Sara e Beti haviam saído. Peguei dois cigarros, o uísque e fui dar uma volta também.

Há tempos já que as coisas iam nada bem. Desde que Rutwana morrera, para ser mais exato. Dois meses fariam na segunda feira, hoje era domingo. Rutwana Wers... o canalha deixara suas marcas, isso eu não podia negar.

Acendi o primeiro cigarro e abri a garrafa de uísque. Alívio. Desde que Rutwana morrera as coisas começaram a desandar. Beti ficava deprimida e Sara começava a ficar cada vez mais fria. Nós três não transávamos já fazia duas semanas agora. Isso tudo e nós mal o conhecíamos. Era estranho... mas por mais distante que fossemos dele, de alguma forma o bastardo fazia com que tudo tivesse um sentido. Sua mera existência fazia parecer que o mundo possuía uma lógica própria e que nós todos não estávamos tão fudidos quanto realmente estávamos. De repente ele morrera, simplesmente assim, e nada pudemos fazer para impedir.

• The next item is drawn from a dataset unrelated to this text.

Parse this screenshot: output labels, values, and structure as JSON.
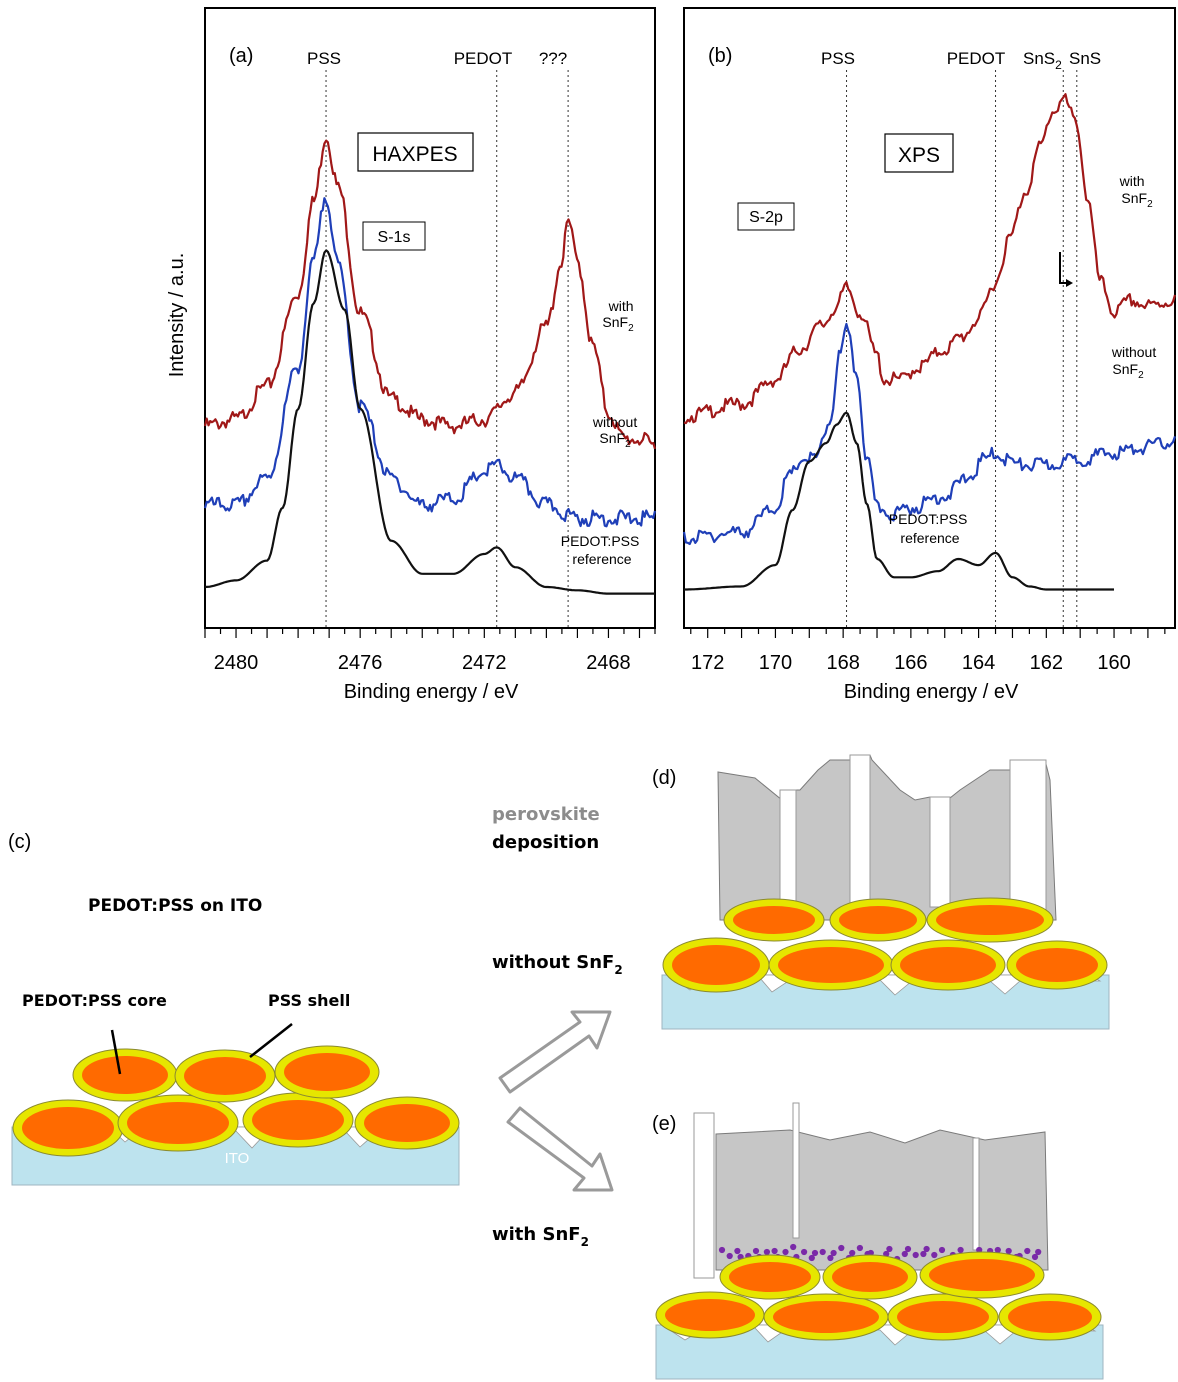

A mulher, coitada, que nem sabíamos existir, estava lá, no velório, firme, resoluta, séria, com a cara de quem sofre uma perda sem a surpresa de que ela viria assim, de repente e prematura.

Aquela menina que vivia agarrada com ele também esteve lá. Patrícia Legajo... fiquei com um cartão dela para ligar um dia. Ela escreve poesia e namora um artista plástico aviadado... formada em filosofia parece... a única pessoa que conheço que era capaz de se igualar ao velho Wers quando o assunto era bebida. Juntos tomaram os maiores porres do bar e resistiam até o amanhecer, mesmo depois de todo mundo já ter caído dormindo num canto do bar.

Sentei na beira-mar e fiquei olhando o mar, as crianças, os carros e os adultos que lá estavam para estragar as crianças, os pais. Era belo o mundo e no cair da tarde a brisa gelada começava a cortar o rosto, enquanto os pais se apressavam em agasalhar e levar embora os filhos para protegê-los. As crianças relutavam e teimavam em ficar um pouco mais, porém, esforço inútil, os pais terminavam por levá-las, com rostos tristes, dentro de carros, para longe. Não entendiam, os pais, o que elas viam lá que não queriam ir embora. Só as crianças viam... as crianças e eu.

Era noite, já, agora, e eu estava sozinho, bêbado e com uma garrafa de uísque a menos. Peguei o cigarro que restava no bolso, a essa altura já meio amarrotado, e fumei com calma, morosa deletatio, curtindo o prazer de faze-lo lentamente.

Rutwana Wers estava morto... e eu também. Acabara tudo, não adiantava prorrogar. O mundo inteiro despencava ao meu redor e já não me sentia mais capaz de segurá-lo, não tinha mais forças. E Rutwana não estava mais lá, no bar, à noite, naquele balcão, para falar algo que fizesse tudo ter um sentido, sempre com aquela voz morosa e o bafo azedo de quem não se desgrudava um minuto sequer de uma pinga ou cerveja.

Terminei o cigarro e fui embora. Nem minha era a casa, era de Sara e Beti, e eu era covarde demais para voltar lá e dizer que estava indo. Tinha uma mochila com roupas minha na casa de um amigo que eu poderia ir lá pegar agora. Depois, cairia na estrada, de novo, na noite, na espera de uma carona, cada vez mais pra longe, cada vez mais pro sul.